Just as homes come in different styles and price ranges, so do the ways you can finance them. While it may be easy to tell if you prefer a rancher to a split-level or a Victorian look rather than colonial, figuring out which of the mortgage loan types that work best for you requires a little more research. There are many different mortgage loan types to choose from, and a great lender can walk you through all of your options. But you can start by understanding the 4 most common mortgage loan types.
This is the most commonly used type and usually has the best rates. You’ll typically need at least 10% for a down payment and good credit (usually at least 750). These types of loans can run for 15 or 30 years or “interest only” where you are not paying any principal in your payment. A conventional home loan is one that is not insured or guaranteed by the federal government in any way. This distinguishes it from the three government-backed mortgage types explained below (FHA, VA and USDA).
The Federal Housing Administration (FHA) mortgage insurance program is managed by the Department of Housing and Urban Development (HUD), which is a department of the federal government. Thought of as a first-time home loan program, FHA loans are actually available to all types of borrowers. The government insures the lender against losses that might result from borrower default. This program allows you to make a down payment as low as 3.5% of the purchase price and a much lower credit score minimum of 580. However, a credit score as low as 500 may be accepted with 10 percent down. The downside is that you’ll have to pay for mortgage insurance, which will increase the size of your monthly payments.
Because of the fees associated with FHA loans, you may be better off with a conventional loan, if you can qualify for it. The FHA requires an upfront mortgage insurance premium (MIP) as well as an annual mortgage insurance premium paid monthly. If you put less than 10 percent down, the MIP must be paid until the loan is paid in full or until you refinance into a non-FHA loan. Conventional loans, on the other hand, do not have the upfront fee, and the private mortgage insurance (PMI) required for loans with less than 20 percent down automatically falls off the loan when your loan-to-value reaches 78 percent.

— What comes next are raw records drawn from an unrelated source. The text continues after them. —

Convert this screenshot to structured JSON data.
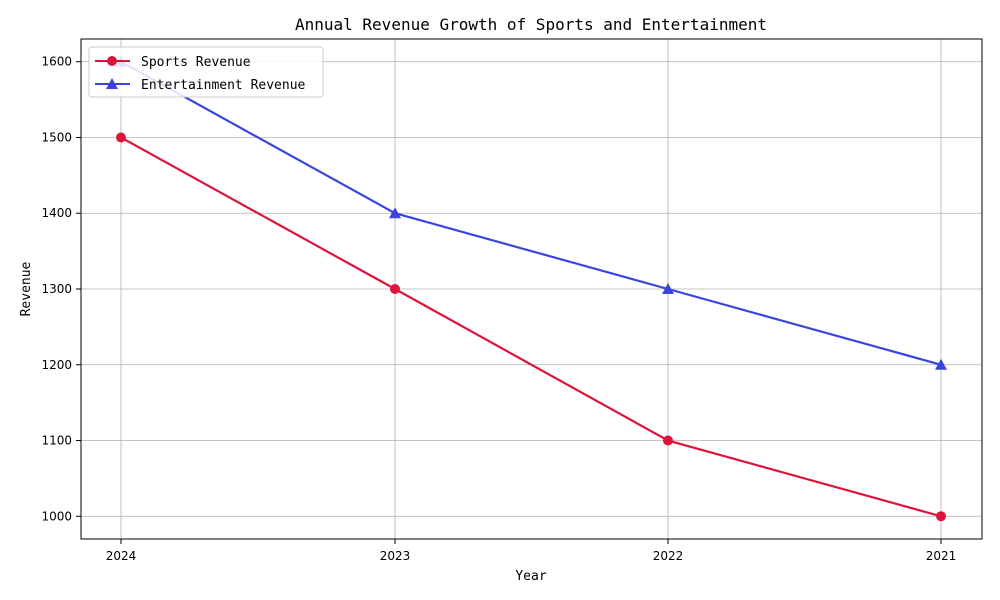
{
  "chart_data": {
    "type": "line",
    "title": "Annual Revenue Growth of Sports and Entertainment",
    "xlabel": "Year",
    "ylabel": "Revenue",
    "categories": [
      "2024",
      "2023",
      "2022",
      "2021"
    ],
    "ylim": [
      970,
      1630
    ],
    "yticks": [
      1000,
      1100,
      1200,
      1300,
      1400,
      1500,
      1600
    ],
    "grid": true,
    "legend_position": "top-left",
    "series": [
      {
        "name": "Sports Revenue",
        "values": [
          1500,
          1300,
          1100,
          1000
        ],
        "color": "#dc143c",
        "marker": "circle"
      },
      {
        "name": "Entertainment Revenue",
        "values": [
          1600,
          1400,
          1300,
          1200
        ],
        "color": "#3a45e0",
        "marker": "triangle"
      }
    ]
  }
}
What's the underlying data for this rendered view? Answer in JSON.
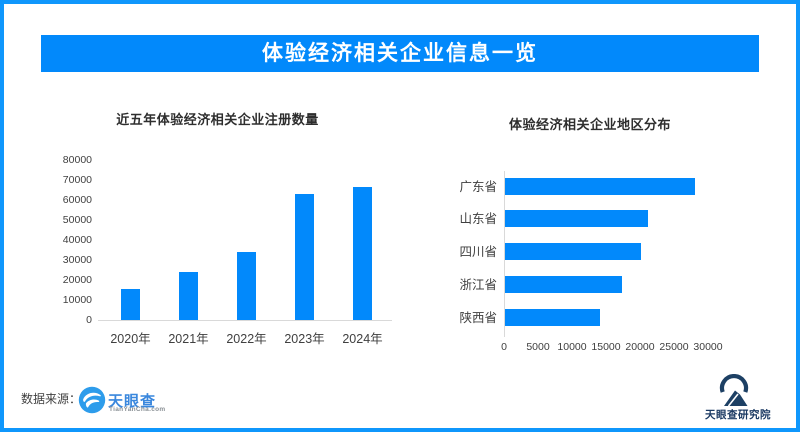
{
  "page": {
    "banner_title": "体验经济相关企业信息一览"
  },
  "colors": {
    "brand_blue": "#0289fb",
    "border_blue": "#0f97fc",
    "axis_gray": "#d9d9d9",
    "text_dark": "#404040",
    "tyc_word_blue": "#3a87dd",
    "institute_navy": "#1d4064"
  },
  "icons": {
    "tyc_eye": "tianyancha-eye-logo",
    "institute": "tianyancha-institute-logo"
  },
  "footer": {
    "source_label": "数据来源：",
    "tyc_logo_text": "天眼查",
    "tyc_logo_domain": "TianYanCha.com",
    "institute_name": "天眼查研究院"
  },
  "chart_data": [
    {
      "type": "bar",
      "orientation": "vertical",
      "title": "近五年体验经济相关企业注册数量",
      "categories": [
        "2020年",
        "2021年",
        "2022年",
        "2023年",
        "2024年"
      ],
      "values": [
        15500,
        24000,
        34000,
        63000,
        66500
      ],
      "ylim": [
        0,
        80000
      ],
      "ytick_step": 10000,
      "yticks": [
        0,
        10000,
        20000,
        30000,
        40000,
        50000,
        60000,
        70000,
        80000
      ],
      "grid": false,
      "legend": "none",
      "bar_color": "#0289fb"
    },
    {
      "type": "bar",
      "orientation": "horizontal",
      "title": "体验经济相关企业地区分布",
      "categories": [
        "广东省",
        "山东省",
        "四川省",
        "浙江省",
        "陕西省"
      ],
      "values": [
        28000,
        21000,
        20000,
        17200,
        14000
      ],
      "xlim": [
        0,
        32500
      ],
      "xticks": [
        0,
        5000,
        10000,
        15000,
        20000,
        25000,
        30000
      ],
      "grid": false,
      "legend": "none",
      "bar_color": "#0289fb"
    }
  ]
}
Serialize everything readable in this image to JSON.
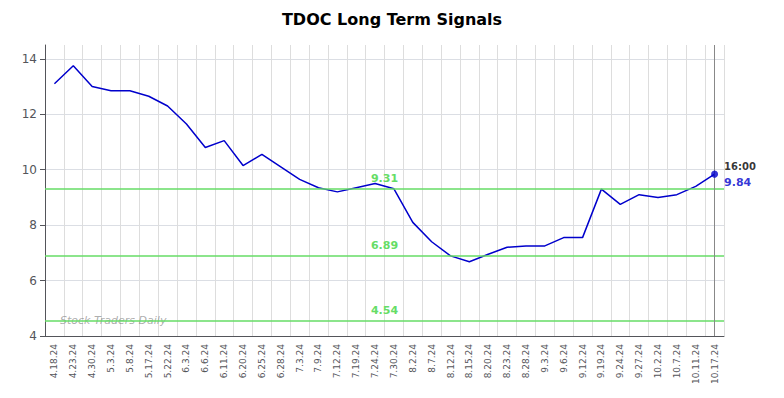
{
  "chart_data": {
    "type": "line",
    "title": "TDOC Long Term Signals",
    "categories": [
      "4.18.24",
      "4.23.24",
      "4.30.24",
      "5.3.24",
      "5.8.24",
      "5.17.24",
      "5.22.24",
      "6.3.24",
      "6.6.24",
      "6.11.24",
      "6.20.24",
      "6.25.24",
      "6.28.24",
      "7.3.24",
      "7.9.24",
      "7.12.24",
      "7.19.24",
      "7.24.24",
      "7.30.24",
      "8.2.24",
      "8.7.24",
      "8.12.24",
      "8.15.24",
      "8.20.24",
      "8.23.24",
      "8.28.24",
      "9.3.24",
      "9.6.24",
      "9.12.24",
      "9.19.24",
      "9.24.24",
      "9.27.24",
      "10.2.24",
      "10.7.24",
      "10.11.24",
      "10.17.24"
    ],
    "values": [
      13.1,
      13.75,
      13.0,
      12.85,
      12.85,
      12.65,
      12.3,
      11.65,
      10.8,
      11.05,
      10.15,
      10.55,
      10.1,
      9.65,
      9.35,
      9.2,
      9.35,
      9.5,
      9.31,
      8.1,
      7.4,
      6.89,
      6.68,
      6.95,
      7.2,
      7.25,
      7.25,
      7.55,
      7.55,
      9.3,
      8.75,
      9.1,
      9.0,
      9.1,
      9.4,
      9.84
    ],
    "color": "#0000cc",
    "hlines": {
      "values": [
        9.31,
        6.89,
        4.54
      ],
      "color": "#66dd66"
    },
    "last_time_label": "16:00",
    "last_price": 9.84,
    "watermark": "Stock Traders Daily",
    "ylim": [
      4.0,
      14.5
    ],
    "yticks": [
      4,
      6,
      8,
      10,
      12,
      14
    ],
    "grid": true
  }
}
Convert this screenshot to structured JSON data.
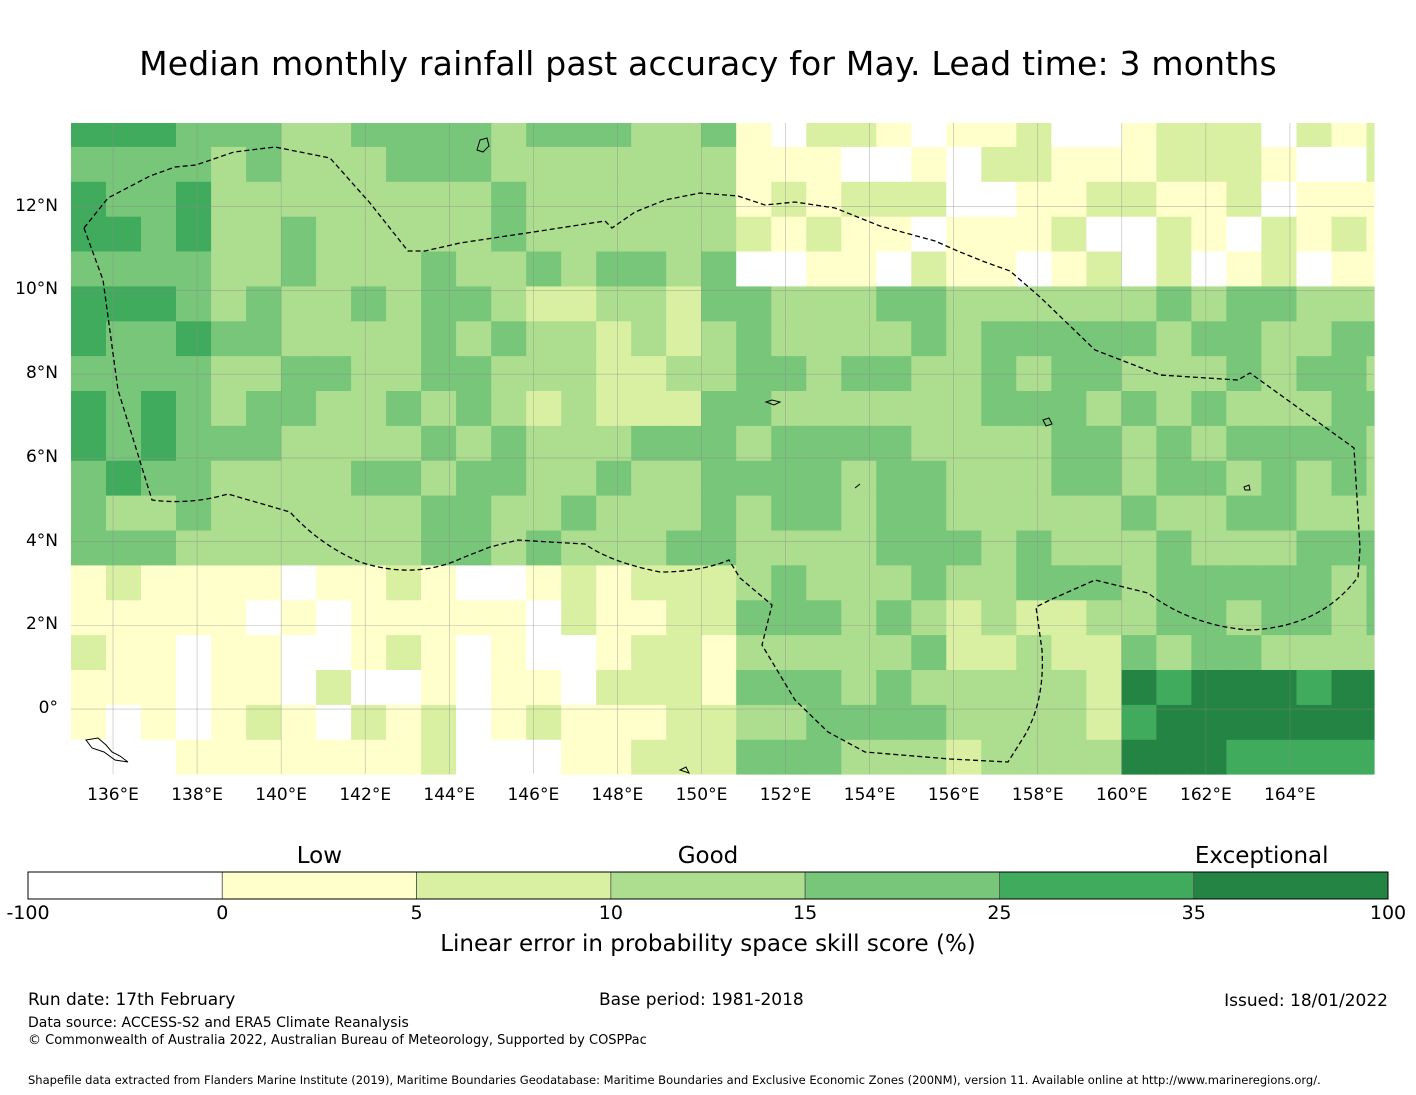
{
  "title": "Median monthly rainfall past accuracy for May. Lead time: 3 months",
  "map": {
    "lon_range": [
      135.0,
      166.0
    ],
    "lat_range": [
      -1.55,
      14.0
    ],
    "cell_size_deg": 0.833,
    "lon_ticks": [
      "136°E",
      "138°E",
      "140°E",
      "142°E",
      "144°E",
      "146°E",
      "148°E",
      "150°E",
      "152°E",
      "154°E",
      "156°E",
      "158°E",
      "160°E",
      "162°E",
      "164°E"
    ],
    "lat_ticks": [
      "12°N",
      "10°N",
      "8°N",
      "6°N",
      "4°N",
      "2°N",
      "0°"
    ],
    "region_boundary": "Federated States of Micronesia EEZ",
    "skill_classes": [
      "<0",
      "0-5",
      "5-10",
      "10-15",
      "15-25",
      "25-35",
      ">35"
    ]
  },
  "legend": {
    "category_labels": [
      {
        "name": "low",
        "text": "Low"
      },
      {
        "name": "good",
        "text": "Good"
      },
      {
        "name": "exceptional",
        "text": "Exceptional"
      }
    ],
    "bins": [
      {
        "from": -100,
        "to": 0,
        "color": "#ffffff"
      },
      {
        "from": 0,
        "to": 5,
        "color": "#ffffcc"
      },
      {
        "from": 5,
        "to": 10,
        "color": "#d9f0a3"
      },
      {
        "from": 10,
        "to": 15,
        "color": "#addd8e"
      },
      {
        "from": 15,
        "to": 25,
        "color": "#78c679"
      },
      {
        "from": 25,
        "to": 35,
        "color": "#41ab5d"
      },
      {
        "from": 35,
        "to": 100,
        "color": "#238443"
      }
    ],
    "tick_labels": [
      "-100",
      "0",
      "5",
      "10",
      "15",
      "25",
      "35",
      "100"
    ],
    "title": "Linear error in probability space skill score (%)"
  },
  "footer": {
    "run_date": "Run date: 17th February",
    "base_period": "Base period: 1981-2018",
    "issued": "Issued: 18/01/2022",
    "data_source": "Data source: ACCESS-S2 and ERA5 Climate Reanalysis",
    "copyright": "© Commonwealth of Australia 2022, Australian Bureau of Meteorology, Supported by COSPPac",
    "shapefile_note": "Shapefile data extracted from Flanders Marine Institute (2019), Maritime Boundaries Geodatabase: Maritime Boundaries and Exclusive Economic Zones (200NM), version 11. Available online at http://www.marineregions.org/."
  }
}
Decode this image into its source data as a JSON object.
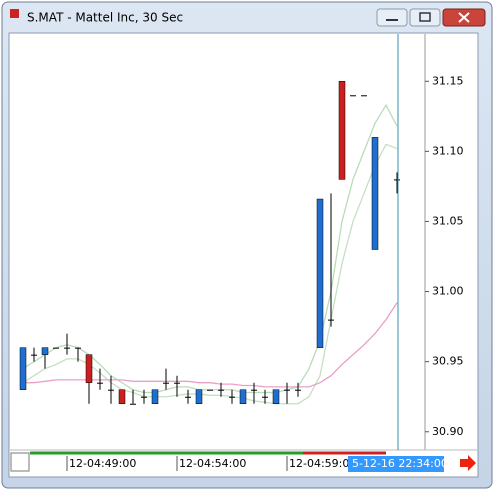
{
  "chart_data": {
    "type": "candlestick",
    "title": "S.MAT - Mattel Inc, 30 Sec",
    "categories": [
      null,
      null,
      null,
      null,
      "12-04:49:00",
      null,
      null,
      null,
      null,
      null,
      null,
      null,
      null,
      null,
      "12-04:54:00",
      null,
      null,
      null,
      null,
      null,
      null,
      null,
      null,
      null,
      "12-04:59:00",
      null,
      null,
      null,
      null,
      null,
      null,
      null,
      null,
      null,
      null
    ],
    "open": [
      30.93,
      30.955,
      30.955,
      30.96,
      30.96,
      30.96,
      30.955,
      30.935,
      30.93,
      30.93,
      30.92,
      30.925,
      30.92,
      30.935,
      30.935,
      30.925,
      30.92,
      30.93,
      30.93,
      30.925,
      30.92,
      30.93,
      30.925,
      30.92,
      30.93,
      30.93,
      null,
      30.96,
      30.98,
      31.15,
      31.14,
      31.14,
      31.03,
      null,
      31.08
    ],
    "high": [
      30.96,
      30.96,
      30.96,
      30.96,
      30.97,
      30.96,
      30.955,
      30.945,
      30.94,
      30.93,
      30.93,
      30.93,
      30.93,
      30.945,
      30.94,
      30.93,
      30.93,
      30.93,
      30.935,
      30.93,
      30.93,
      30.935,
      30.93,
      30.93,
      30.935,
      30.935,
      null,
      31.066,
      31.07,
      31.15,
      31.14,
      31.14,
      31.11,
      null,
      31.085
    ],
    "low": [
      30.93,
      30.95,
      30.945,
      30.96,
      30.955,
      30.95,
      30.92,
      30.93,
      30.92,
      30.92,
      30.92,
      30.92,
      30.92,
      30.93,
      30.925,
      30.92,
      30.92,
      30.93,
      30.925,
      30.92,
      30.92,
      30.92,
      30.92,
      30.92,
      30.92,
      30.925,
      null,
      30.96,
      30.975,
      31.08,
      31.14,
      31.14,
      31.03,
      null,
      31.07
    ],
    "close": [
      30.96,
      30.955,
      30.96,
      30.96,
      30.96,
      30.96,
      30.935,
      30.935,
      30.93,
      30.92,
      30.92,
      30.925,
      30.93,
      30.935,
      30.935,
      30.925,
      30.93,
      30.93,
      30.93,
      30.925,
      30.93,
      30.93,
      30.925,
      30.93,
      30.93,
      30.93,
      null,
      31.066,
      30.98,
      31.08,
      31.14,
      31.14,
      31.11,
      null,
      31.08
    ],
    "up_color": "#1f6fd0",
    "down_color": "#cc1f1f",
    "flat_color": "#000000",
    "series": [
      {
        "color": "#b8dcb8",
        "values": [
          30.945,
          30.95,
          30.955,
          30.96,
          30.962,
          30.96,
          30.955,
          30.948,
          30.94,
          30.935,
          30.93,
          30.928,
          30.928,
          30.93,
          30.932,
          30.932,
          30.93,
          30.93,
          30.93,
          30.93,
          30.928,
          30.928,
          30.928,
          30.928,
          30.93,
          30.932,
          30.945,
          30.965,
          31.0,
          31.05,
          31.08,
          31.1,
          31.12,
          31.133,
          31.118
        ]
      },
      {
        "color": "#c4e0c4",
        "values": [
          30.935,
          30.94,
          30.945,
          30.948,
          30.952,
          30.952,
          30.948,
          30.942,
          30.935,
          30.93,
          30.928,
          30.925,
          30.925,
          30.925,
          30.926,
          30.927,
          30.927,
          30.926,
          30.926,
          30.925,
          30.924,
          30.922,
          30.921,
          30.92,
          30.92,
          30.92,
          30.925,
          30.94,
          30.98,
          31.02,
          31.05,
          31.07,
          31.09,
          31.105,
          31.102
        ]
      },
      {
        "color": "#e8a0c8",
        "values": [
          30.935,
          30.935,
          30.936,
          30.937,
          30.937,
          30.937,
          30.937,
          30.937,
          30.937,
          30.937,
          30.936,
          30.936,
          30.936,
          30.936,
          30.936,
          30.936,
          30.935,
          30.935,
          30.934,
          30.934,
          30.933,
          30.933,
          30.932,
          30.932,
          30.932,
          30.932,
          30.932,
          30.935,
          30.94,
          30.948,
          30.955,
          30.962,
          30.97,
          30.98,
          30.992
        ]
      }
    ],
    "ylim": [
      30.887,
      31.183
    ],
    "yticks": [
      {
        "value": 30.9,
        "label": "30.90"
      },
      30.95,
      {
        "value": 31,
        "label": "31.00"
      },
      31.05,
      {
        "value": 31.1,
        "label": "31.10"
      },
      31.15
    ],
    "cursor_label": "5-12-16 22:34:00"
  }
}
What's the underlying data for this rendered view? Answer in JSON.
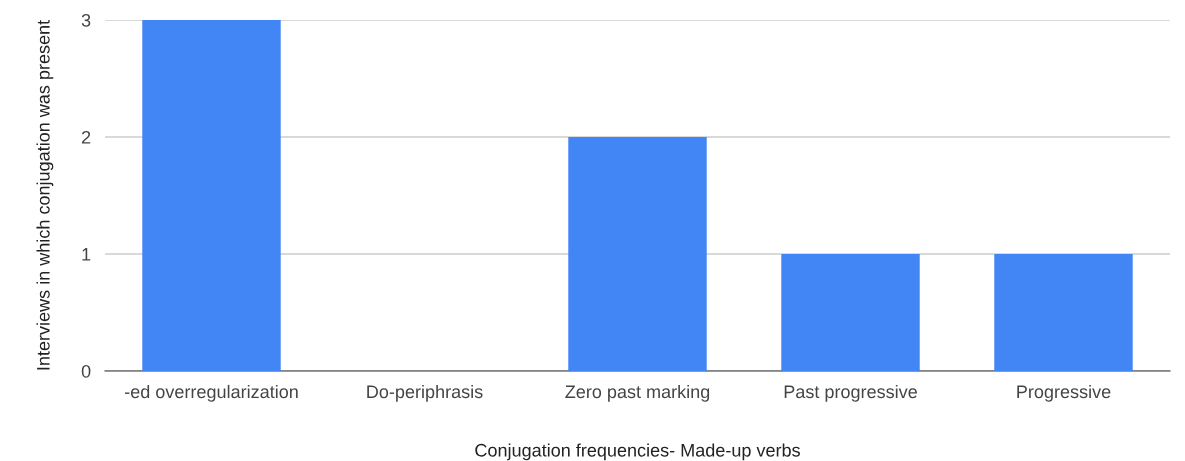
{
  "chart_data": {
    "type": "bar",
    "xlabel": "Conjugation frequencies- Made-up verbs",
    "ylabel": "Interviews in which conjugation was present",
    "categories": [
      "-ed overregularization",
      "Do-periphrasis",
      "Zero past marking",
      "Past progressive",
      "Progressive"
    ],
    "values": [
      3,
      0,
      2,
      1,
      1
    ],
    "color": "#4285f4",
    "ylim": [
      0,
      3
    ],
    "yticks": [
      0,
      1,
      2,
      3
    ],
    "grid": "y"
  }
}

The U.S. Department of Veterans Affairs (VA) offers a zero down-payment loan product to military service members and their families. Similar to the FHA program, these types of mortgages are guaranteed by the federal government. This means the VA will reimburse the lender for any losses that may result from borrower default. The primary advantage of this program (and it’s a big one) is that borrowers can receive 100% financing for the purchase of a home. That means no down payment whatsoever.
USDA Rural Housing Loan
The USDA Mortgage Loan is another zero down-payment loan product which can only be used in designated areas & towns. However, don’t be fooled by the term “rural”; their definition of rural may be more flexible than you think. The program is managed by the Rural Housing Service (RHS), which is part of the Department of Agriculture. And this type of mortgage loan is offered to “rural’ residents who have a steady, low or modest income, and yet are unable to obtain adequate housing through conventional financing. Income must be no higher than 115% of the adjusted area median income [AMI].